Misalnya, pada usia tiga anak belum bisa memegang pensil, padahal semestinya motorik halus anak sudah berkembang baik. Masalah seperti ini juga bisa mengindikasikan adanya kelainan saraf. Jika masalah semacam ini segera dikenali dan ditangani, tentunya anak terhindar dari berbagai kesulitan ke depannya.
Dokter anak dr Attila Dewanti, SpA (K) Neurologi, mengatakan, bermain dibutuhkan untuk tumbuh kembang anak, untuk merangsang motorik kasar, motorik halus, dan kognisi. Permainan yang tepat juga menunjang tumbuh kembang optimal.
"Otak akan berkembang dengan baik dan optimal bila diberikan sebagai stimulasi sejak dini. Salah satu stimulasinya adalah dengan bermain," tegas dr Attila di Jakarta beberapa waktu lalu.
Ia melanjutkan, idealnya, anak tidak bermain sendiri melainkan ditemani orangtuanya. Pendampingan orangtua inilah yang bisa membantu mendeteksi sedari dini apakah anak menunjukkan tanda keterlambatan tumbuh kembang.
Dr Attila menjelaskan, bermain punya pengaruh besar terhadap perkembangan sensori dan kognitif.
Dengan berkembangnya sensori atau pancaindra, anak dapat meningkatkan keterampilan motorik kasar, halus, serta koordinasi. Anak juga memiliki kemampuan bereksplorasi dan melampiaskan kelebihan energinya.
Lewat bermain, orangtua juga bisa membantu anak mengembangkan kemampuan kognitif. Caranya dengan memberikan permainan yang membantu anak mengeskplorasi dan memanipulasi bentuk, ukuran, tekstur, dan warna. Anak juga bisa mengembangkan kognitifnya dengan pengalaman bermain angka.

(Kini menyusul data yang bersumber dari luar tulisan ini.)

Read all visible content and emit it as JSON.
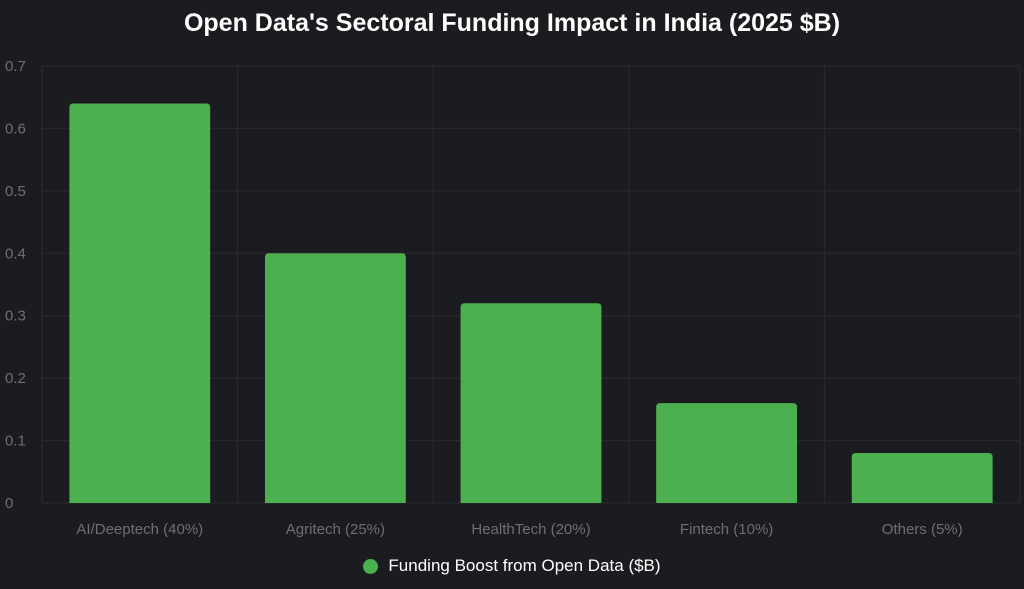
{
  "chart_data": {
    "type": "bar",
    "title": "Open Data's Sectoral Funding Impact in India (2025 $B)",
    "categories": [
      "AI/Deeptech (40%)",
      "Agritech (25%)",
      "HealthTech (20%)",
      "Fintech (10%)",
      "Others (5%)"
    ],
    "series": [
      {
        "name": "Funding Boost from Open Data ($B)",
        "values": [
          0.64,
          0.4,
          0.32,
          0.16,
          0.08
        ],
        "color": "#4caf50"
      }
    ],
    "ylim": [
      0,
      0.7
    ],
    "yticks": [
      "0",
      "0.1",
      "0.2",
      "0.3",
      "0.4",
      "0.5",
      "0.6",
      "0.7"
    ],
    "grid": true,
    "legend_position": "bottom",
    "colors": {
      "background": "#1b1c1f",
      "grid": "#2a2b2e",
      "tick_label": "#6e6f73",
      "title": "#ffffff"
    }
  }
}
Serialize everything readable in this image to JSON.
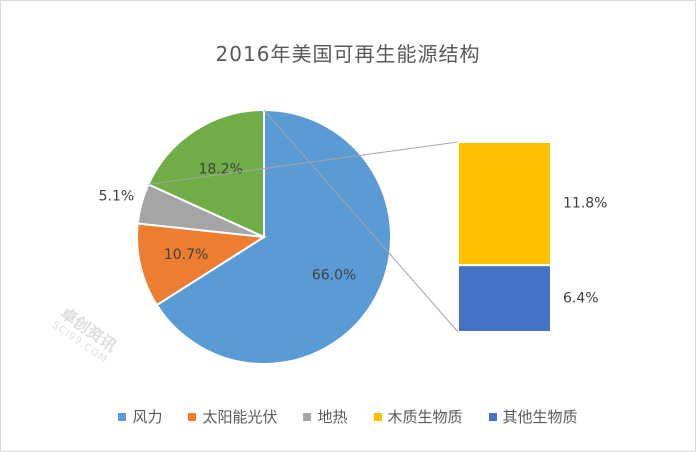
{
  "chart_data": {
    "type": "pie",
    "title": "2016年美国可再生能源结构",
    "slices": [
      {
        "name": "风力",
        "value": 66.0,
        "label": "66.0%",
        "color": "#5B9BD5"
      },
      {
        "name": "太阳能光伏",
        "value": 10.7,
        "label": "10.7%",
        "color": "#ED7D31"
      },
      {
        "name": "地热",
        "value": 5.1,
        "label": "5.1%",
        "color": "#A5A5A5"
      },
      {
        "name": "生物质",
        "value": 18.2,
        "label": "18.2%",
        "color": "#70AD47",
        "breakout": true
      }
    ],
    "breakout": {
      "type": "stacked-bar",
      "parts": [
        {
          "name": "木质生物质",
          "value": 11.8,
          "label": "11.8%",
          "color": "#FFC000"
        },
        {
          "name": "其他生物质",
          "value": 6.4,
          "label": "6.4%",
          "color": "#4472C4"
        }
      ]
    },
    "legend": {
      "placement": "bottom",
      "items": [
        {
          "name": "风力",
          "color": "#5B9BD5"
        },
        {
          "name": "太阳能光伏",
          "color": "#ED7D31"
        },
        {
          "name": "地热",
          "color": "#A5A5A5"
        },
        {
          "name": "木质生物质",
          "color": "#FFC000"
        },
        {
          "name": "其他生物质",
          "color": "#4472C4"
        }
      ]
    }
  },
  "watermark": {
    "brand": "卓创资讯",
    "site": "SCI99.COM"
  }
}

Untuk menstimulasi perkembangan tertentu, orangtua perlu memilih mainan yang tepat. Lewat permainan yang tepat sesuai usia ini orangtua juga bisa mengenali apakah anak mengalami kesulitan atau gangguan tertentu.
Jika ingin menstimulasi pertumbuhan fisik dan motorik kasar, gunakan mainan seperti sepeda roda tiga atau roda dua, mainan yang didorong dan ditarik, juga tali. Sementara, stimulasi motorik halus bisa dilakukan dengan permainan menggunakan gunting yang aman untuk balita, pensil, bola, balok, lilin.
Kecerdasan atau kognitif balita juga bisa distimulasi lewat bermain menggunakan buku gambar, buku cerita, puzzle, boneka, pensil, warna. Kemampuan anak dalam berbahasa juga bisa dilatih lewat bermain. Orangtua perlu menyediakan buku bergambar, buku cerita, majalah, radio, televisi.
Pada usia dua tahun, anak sebaiknya mulai bisa belajar mandiri atau menolong diri sendiri. Anak-anak bisa bermain menggunakan gelas atau piring plastik, sendok, baju, sepatu, kaos kaki.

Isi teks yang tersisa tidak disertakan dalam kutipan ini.